Ich habe drei Grundregeln:

  1. Die Tiere kommen zuerst. Ja, vor dem Lernen. Ja, vor eigenen Bedürfnissen. Ja, das ist manchmal anstrengend.
  2. Wenn es hart auf hart kommt, werden die Tiere lieber kurz, dafür qualitativ hochstehend gearbeitet, als ausgedehnt, dafür unkonzentriert und genervt.
  3. Wenn alle Tiere versorgt sind, ist es absolut in Ordnung, sich mit einem Gläschen Prosecco auf die Couch zu werfen und diese höchstens zum Nachschenken nochmals zu verlassen.
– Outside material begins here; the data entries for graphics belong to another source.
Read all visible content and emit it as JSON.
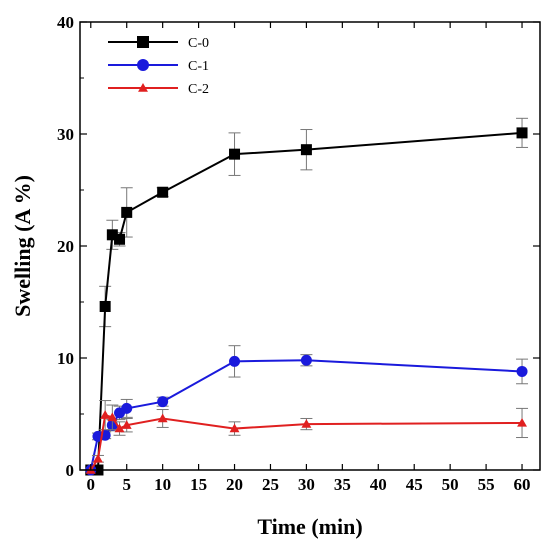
{
  "chart_data": {
    "type": "line",
    "xlabel": "Time (min)",
    "ylabel": "Swelling (A %)",
    "xlim": [
      -1.5,
      62.5
    ],
    "ylim": [
      0,
      40
    ],
    "x_ticks": [
      "0",
      "5",
      "10",
      "15",
      "20",
      "25",
      "30",
      "35",
      "40",
      "45",
      "50",
      "55",
      "60"
    ],
    "y_ticks": [
      "0",
      "10",
      "20",
      "30",
      "40"
    ],
    "grid": false,
    "legend_position": "top-left",
    "series": [
      {
        "name": "C-0",
        "color": "#000000",
        "marker": "square",
        "x": [
          0,
          1,
          2,
          3,
          4,
          5,
          10,
          20,
          30,
          60
        ],
        "y": [
          0,
          0,
          14.6,
          21.0,
          20.6,
          23.0,
          24.8,
          28.2,
          28.6,
          30.1
        ],
        "err": [
          0,
          0,
          1.8,
          1.3,
          0.6,
          2.2,
          0.4,
          1.9,
          1.8,
          1.3
        ]
      },
      {
        "name": "C-1",
        "color": "#1a1adc",
        "marker": "circle",
        "x": [
          0,
          1,
          2,
          3,
          4,
          5,
          10,
          20,
          30,
          60
        ],
        "y": [
          0,
          3.0,
          3.1,
          4.0,
          5.1,
          5.5,
          6.1,
          9.7,
          9.8,
          8.8
        ],
        "err": [
          0,
          0.3,
          0.3,
          0.5,
          0.6,
          0.8,
          0.4,
          1.4,
          0.5,
          1.1
        ]
      },
      {
        "name": "C-2",
        "color": "#e02020",
        "marker": "triangle",
        "x": [
          0,
          1,
          2,
          3,
          4,
          5,
          10,
          20,
          30,
          60
        ],
        "y": [
          0,
          1.0,
          4.9,
          4.7,
          3.7,
          4.0,
          4.6,
          3.7,
          4.1,
          4.2
        ],
        "err": [
          0,
          0.3,
          1.3,
          1.1,
          0.6,
          0.6,
          0.8,
          0.6,
          0.5,
          1.3
        ]
      }
    ]
  }
}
Warum du dir diesen Worterguss reingezogen hast? Artgerechte Haustierhaltung ist nicht leicht. Manchmal kriege ich mich nach der Arbeit nicht mehr in die Dunkelheit und Kälte hinaus, um in den Stall zu gehen. Das ist okay. Manchmal sitze ich heulend im Auto, weil sich die A*geige schon wieder losgerissen und mit mir Fangen gespielt hat – an einer stark befahrenen 80-er Strecke. Auch das ist okay. Denn am Ende des Tages weiss ich, meine Tiere freuen sich morgen genauso über mich, wie an allen bisherigen Tagen auch. Und das tue ich mich auch über sie. Darum geht es – nur darum.